His eyes trailed along its arches, down one of its massive wings. “What are you doing? Why now?” he murmured. “Daisy, is the Eternal on course for us?” What he wanted to ask was, was this a conscious decision, was something on that ship trying to boost free while the Thorn was distracted by us?
Gruber grunted over his display. “Helluva long time to play possum,” he growled.
Daisy’s disembodied voice answered, projected all around him. “Tracking data is not yet complete, however an intercept course is still a possibility.”
Gruber slammed a meaty palm on the console. “Could you maybe focus on the other blip, the one up there?” He pointed at the sigil within a circle. “We’ve got eighty hours before that ship’s close enough to hug us or kill us. Care to guess which?”
Sam actually laughed. “Plenty of time for Betty and her dancing partner to slingshot around the Thorn, pick up speed and shoot off.”
Gruber’s shoulders heaved as he drew a deep breath. “At least people haven’t gotten lazy about throwing rocks at Guard surveillance platforms. Nothing around this Thorn but junk.
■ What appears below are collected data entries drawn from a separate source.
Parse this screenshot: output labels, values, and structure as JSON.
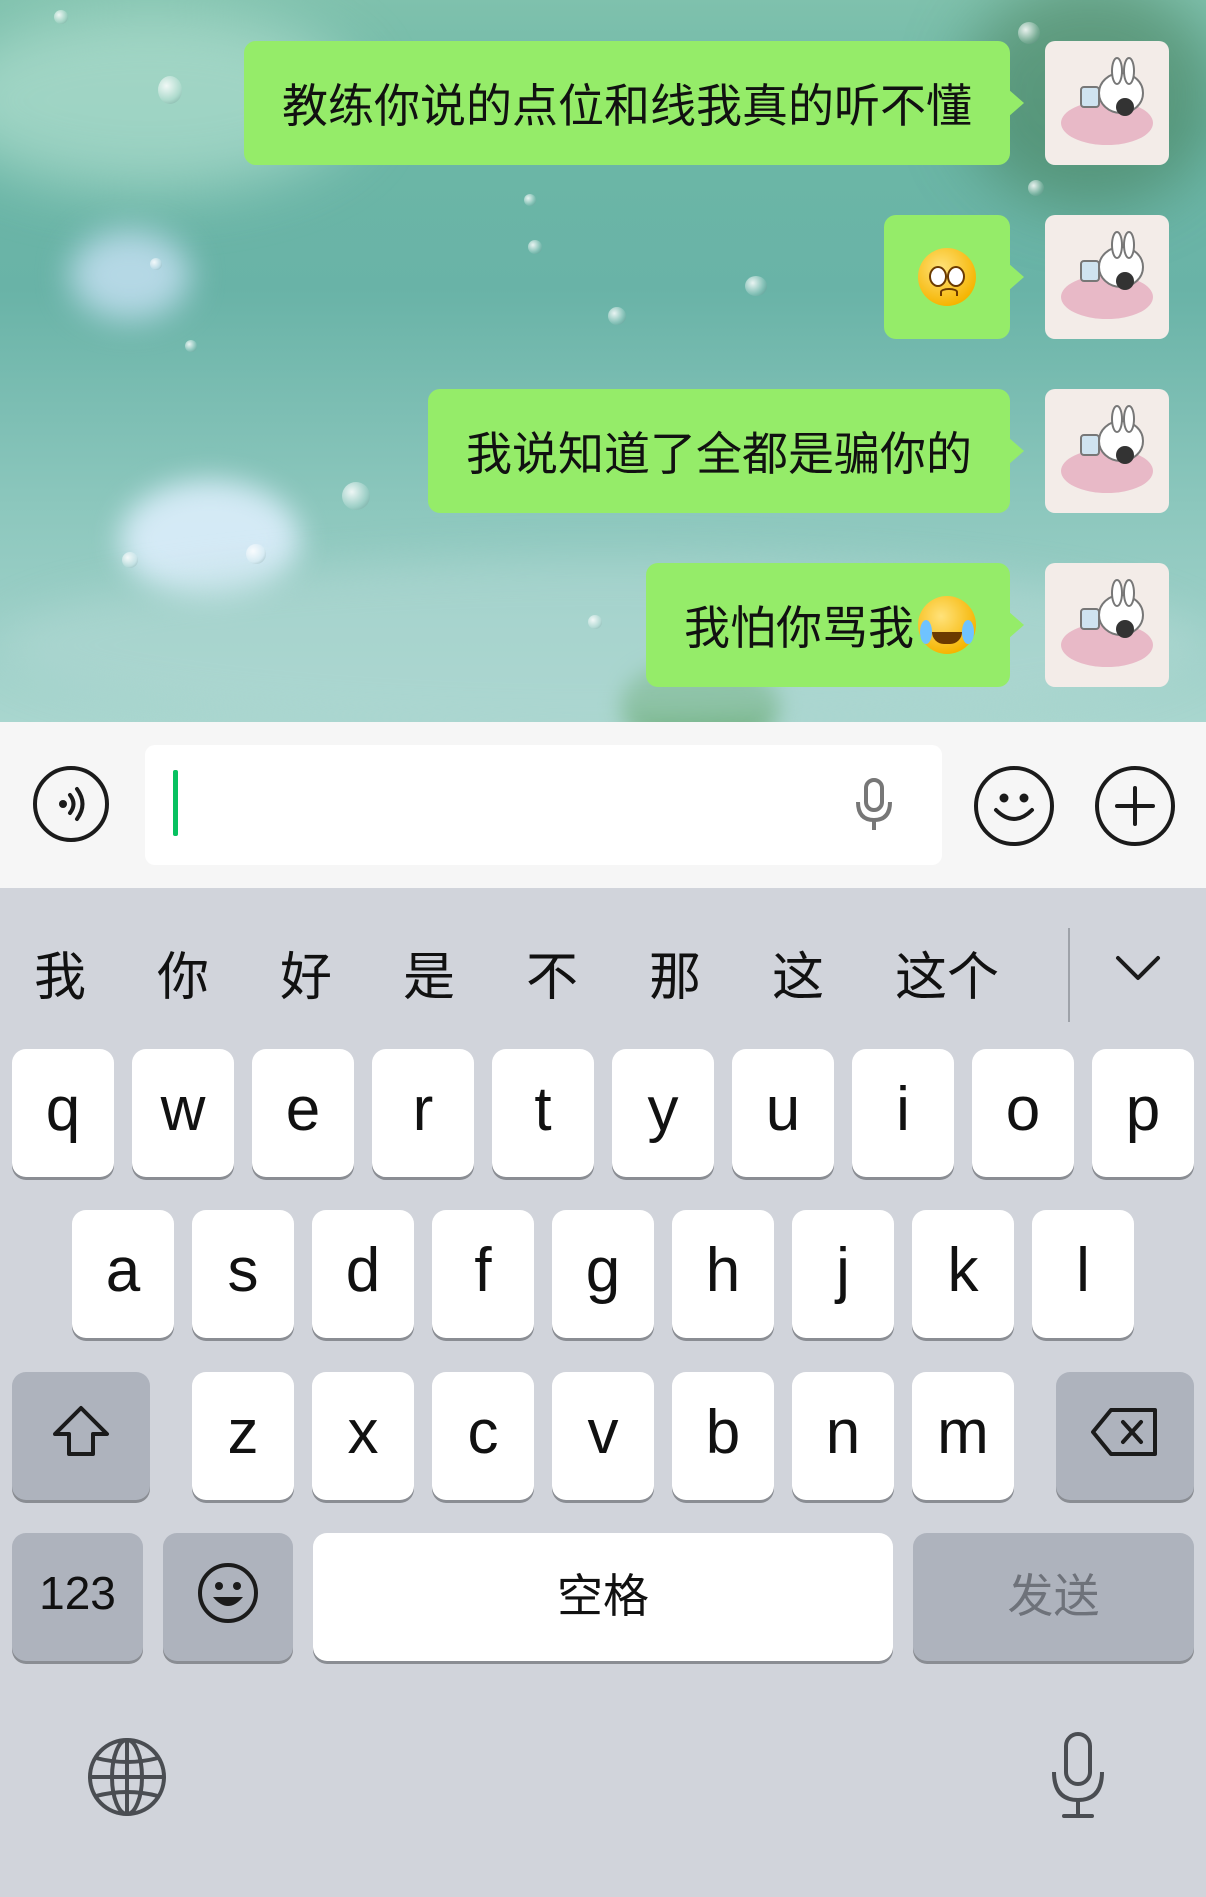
{
  "chat": {
    "messages": [
      {
        "text": "教练你说的点位和线我真的听不懂",
        "emoji": ""
      },
      {
        "text": "",
        "emoji": "flushed-face-emoji"
      },
      {
        "text": "我说知道了全都是骗你的",
        "emoji": ""
      },
      {
        "text": "我怕你骂我",
        "emoji": "tears-of-joy-emoji"
      }
    ],
    "bubble_color": "#95ec69",
    "avatar": "bunny-sticker-avatar"
  },
  "input": {
    "value": "",
    "voice_toggle_icon": "voice-icon",
    "mic_icon": "microphone-icon",
    "emoji_icon": "smiley-icon",
    "more_icon": "plus-icon",
    "caret_color": "#07c160"
  },
  "candidates": [
    "我",
    "你",
    "好",
    "是",
    "不",
    "那",
    "这",
    "这个"
  ],
  "keyboard": {
    "row1": [
      "q",
      "w",
      "e",
      "r",
      "t",
      "y",
      "u",
      "i",
      "o",
      "p"
    ],
    "row2": [
      "a",
      "s",
      "d",
      "f",
      "g",
      "h",
      "j",
      "k",
      "l"
    ],
    "row3": [
      "z",
      "x",
      "c",
      "v",
      "b",
      "n",
      "m"
    ],
    "numbers_label": "123",
    "space_label": "空格",
    "send_label": "发送"
  }
}
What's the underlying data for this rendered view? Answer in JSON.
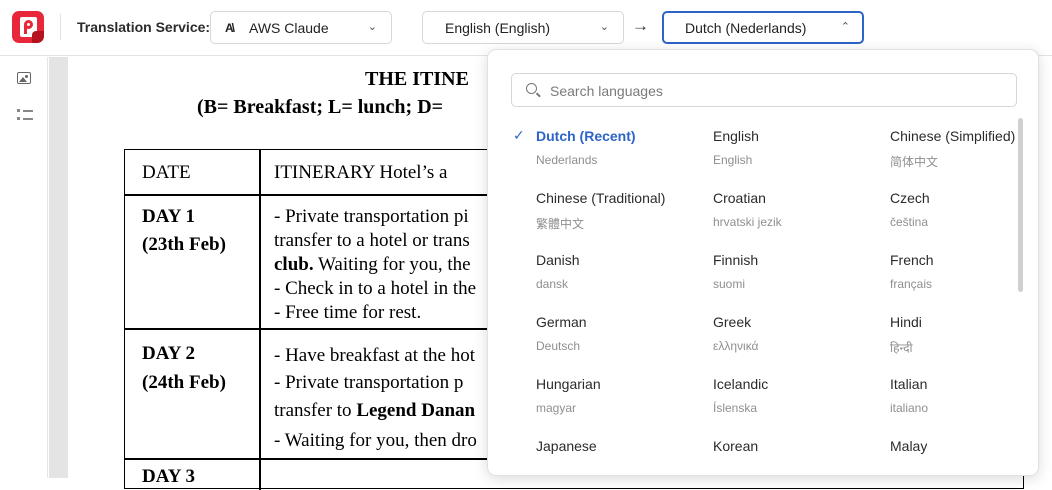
{
  "toolbar": {
    "service_label": "Translation Service:",
    "service_value": "AWS Claude",
    "service_icon": "A\\",
    "source_language": "English (English)",
    "target_language": "Dutch (Nederlands)"
  },
  "document": {
    "title": "THE ITINE",
    "subtitle": "(B= Breakfast; L= lunch; D=",
    "header_date": "DATE",
    "header_itinerary": "ITINERARY Hotel’s a",
    "day1_title": "DAY 1",
    "day1_date": "(23th Feb)",
    "day1_lines": [
      "- Private transportation pi",
      "transfer to a hotel or trans",
      "club.",
      " Waiting for you, the",
      "- Check in to a hotel in the",
      "- Free time for rest."
    ],
    "day2_title": "DAY 2",
    "day2_date": "(24th Feb)",
    "day2_lines": [
      "- Have breakfast at the hot",
      "-  Private transportation p",
      "transfer to ",
      "Legend Danan",
      "- Waiting for you, then dro"
    ],
    "day3_title": "DAY 3"
  },
  "dropdown": {
    "search_placeholder": "Search languages",
    "languages": [
      {
        "name": "Dutch (Recent)",
        "native": "Nederlands",
        "active": true
      },
      {
        "name": "English",
        "native": "English"
      },
      {
        "name": "Chinese (Simplified)",
        "native": "简体中文"
      },
      {
        "name": "Chinese (Traditional)",
        "native": "繁體中文"
      },
      {
        "name": "Croatian",
        "native": "hrvatski jezik"
      },
      {
        "name": "Czech",
        "native": "čeština"
      },
      {
        "name": "Danish",
        "native": "dansk"
      },
      {
        "name": "Finnish",
        "native": "suomi"
      },
      {
        "name": "French",
        "native": "français"
      },
      {
        "name": "German",
        "native": "Deutsch"
      },
      {
        "name": "Greek",
        "native": "ελληνικά"
      },
      {
        "name": "Hindi",
        "native": "हिन्दी"
      },
      {
        "name": "Hungarian",
        "native": "magyar"
      },
      {
        "name": "Icelandic",
        "native": "Íslenska"
      },
      {
        "name": "Italian",
        "native": "italiano"
      },
      {
        "name": "Japanese",
        "native": ""
      },
      {
        "name": "Korean",
        "native": ""
      },
      {
        "name": "Malay",
        "native": ""
      }
    ]
  },
  "colors": {
    "accent": "#2d64c7",
    "brand": "#e8273a"
  }
}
Guess someone somewhere’s having a little rebellion, if they haven’t fixed ‘em yet.” The engineer stabbed a finger at the insignia. “If that is the guard, they’re gonna be blind on the backside of this Thorn.” He nodded, but still didn’t look happy. “A lotta if’s, but yeah. We might get away yet.”
Sam looked away from the angelic silver sculpture and breathed deep, making himself ignore it.